Mortgage Payment Frequencies

Mortgage Payment Frequency

There are many options when choosing a mortgage payment. The best payment choice depends on an individual’s preference and financial goals. Payment frequency and payment acceleration are the two main factors you need to consider. Here’s some information to help determine the best mortgage payment type for you.

Is a weekly, bi-weekly or monthly payment the best fit for you?

Your work’s pay schedule should be taken into consideration when choosing a mortgage payment frequency. This will ensure that your bank account will always have money available when the mortgage payment comes out. 

Weekly Payments are determined by taking twelve months of mortgage payments and dividing them by fifty-two weeks in a year. Most lenders will withdraw the payment each Friday.

Bi-weekly Payments are determined by taking twelve months of mortgage payments and dividing them by twenty-six. Most lenders will withdrawal the payment every second Friday.

Semi-monthly Payments are determined by taking twelve months of mortgage payments and dividing them by twenty-four. Most lenders will withdrawal the payment on the first and fifteenth of each month. If the first or fifteenth fall on a weekend, the payment will come out on the Friday prior.

Monthly Payments are determined by taking twelve months of mortgage payments and dividing them by twelve months a year. Most lenders will withdrawal the payment on the first of each month. If the first of the month falls on a weekend, the payment will come out on the Friday prior.

Payment frequency isn’t the key factor when reducing the amortization period of your mortgage. Paying down the mortgage principal is. All the talk of bi-weekly payments reducing your amortization period by five years is incorrect. Although you will save some interest in making your payments more frequently, ultimately increasing your payments is what results in a significant amortization reduction.

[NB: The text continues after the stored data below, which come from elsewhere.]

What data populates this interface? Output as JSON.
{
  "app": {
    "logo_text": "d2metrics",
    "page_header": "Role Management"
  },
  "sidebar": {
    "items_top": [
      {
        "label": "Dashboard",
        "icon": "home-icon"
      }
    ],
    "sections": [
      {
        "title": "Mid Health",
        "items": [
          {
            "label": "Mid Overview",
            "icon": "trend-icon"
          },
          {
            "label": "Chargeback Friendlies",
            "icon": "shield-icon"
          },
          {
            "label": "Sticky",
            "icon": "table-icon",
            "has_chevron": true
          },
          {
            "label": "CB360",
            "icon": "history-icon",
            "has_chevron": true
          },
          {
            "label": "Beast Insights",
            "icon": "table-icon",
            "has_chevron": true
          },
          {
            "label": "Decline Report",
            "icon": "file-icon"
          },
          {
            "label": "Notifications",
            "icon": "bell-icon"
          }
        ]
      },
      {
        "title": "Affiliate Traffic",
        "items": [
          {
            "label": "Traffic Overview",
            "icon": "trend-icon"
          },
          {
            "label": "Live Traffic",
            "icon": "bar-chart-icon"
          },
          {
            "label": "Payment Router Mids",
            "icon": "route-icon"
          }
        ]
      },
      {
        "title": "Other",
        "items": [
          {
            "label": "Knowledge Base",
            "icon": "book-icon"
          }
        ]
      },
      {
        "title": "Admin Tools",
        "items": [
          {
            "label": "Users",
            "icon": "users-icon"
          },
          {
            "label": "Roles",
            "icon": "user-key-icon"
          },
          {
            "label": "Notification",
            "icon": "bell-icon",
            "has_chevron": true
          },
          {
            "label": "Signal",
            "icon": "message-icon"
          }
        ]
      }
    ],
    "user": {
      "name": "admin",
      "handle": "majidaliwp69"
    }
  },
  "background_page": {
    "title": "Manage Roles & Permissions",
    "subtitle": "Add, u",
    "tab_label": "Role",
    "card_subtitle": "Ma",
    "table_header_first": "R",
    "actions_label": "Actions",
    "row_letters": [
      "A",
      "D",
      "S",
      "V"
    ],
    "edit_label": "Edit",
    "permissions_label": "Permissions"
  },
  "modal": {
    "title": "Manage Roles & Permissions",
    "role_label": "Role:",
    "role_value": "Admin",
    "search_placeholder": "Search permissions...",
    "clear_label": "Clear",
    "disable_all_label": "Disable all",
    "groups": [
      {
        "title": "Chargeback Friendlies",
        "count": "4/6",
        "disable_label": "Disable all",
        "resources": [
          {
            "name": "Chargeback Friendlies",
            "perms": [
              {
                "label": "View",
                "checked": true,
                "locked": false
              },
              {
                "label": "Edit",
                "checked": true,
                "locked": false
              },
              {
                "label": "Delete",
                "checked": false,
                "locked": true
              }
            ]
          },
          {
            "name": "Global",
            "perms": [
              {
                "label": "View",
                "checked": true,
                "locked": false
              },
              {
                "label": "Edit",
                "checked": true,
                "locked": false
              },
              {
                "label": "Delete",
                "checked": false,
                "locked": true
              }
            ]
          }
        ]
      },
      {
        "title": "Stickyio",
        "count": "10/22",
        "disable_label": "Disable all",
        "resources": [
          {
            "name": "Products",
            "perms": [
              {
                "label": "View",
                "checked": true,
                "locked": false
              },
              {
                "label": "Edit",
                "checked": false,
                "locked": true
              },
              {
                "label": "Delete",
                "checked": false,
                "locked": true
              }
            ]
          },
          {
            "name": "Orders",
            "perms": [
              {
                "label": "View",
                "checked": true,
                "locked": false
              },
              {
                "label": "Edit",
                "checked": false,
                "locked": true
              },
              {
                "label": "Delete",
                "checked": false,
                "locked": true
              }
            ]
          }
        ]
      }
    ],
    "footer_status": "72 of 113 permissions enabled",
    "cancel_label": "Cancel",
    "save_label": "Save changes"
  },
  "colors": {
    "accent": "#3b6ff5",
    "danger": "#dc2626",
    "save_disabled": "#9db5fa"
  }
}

Accelerated payments are how you reduce your mortgage amortization. Instead of taking twelve months of payments and dividing them by the payment frequency, the bank takes thirteen months of mortgage payments and divides them by the payment frequency. This will increase the payment slightly. The extra money goes directly towards paying down the mortgage principal. This will reduce the amortization on a mortgage by approximately three to five years.

Choosing the right mortgage payment is an important step to achieving your financial goals. This will ensure your payments are made on time and your mortgage goals are achieved.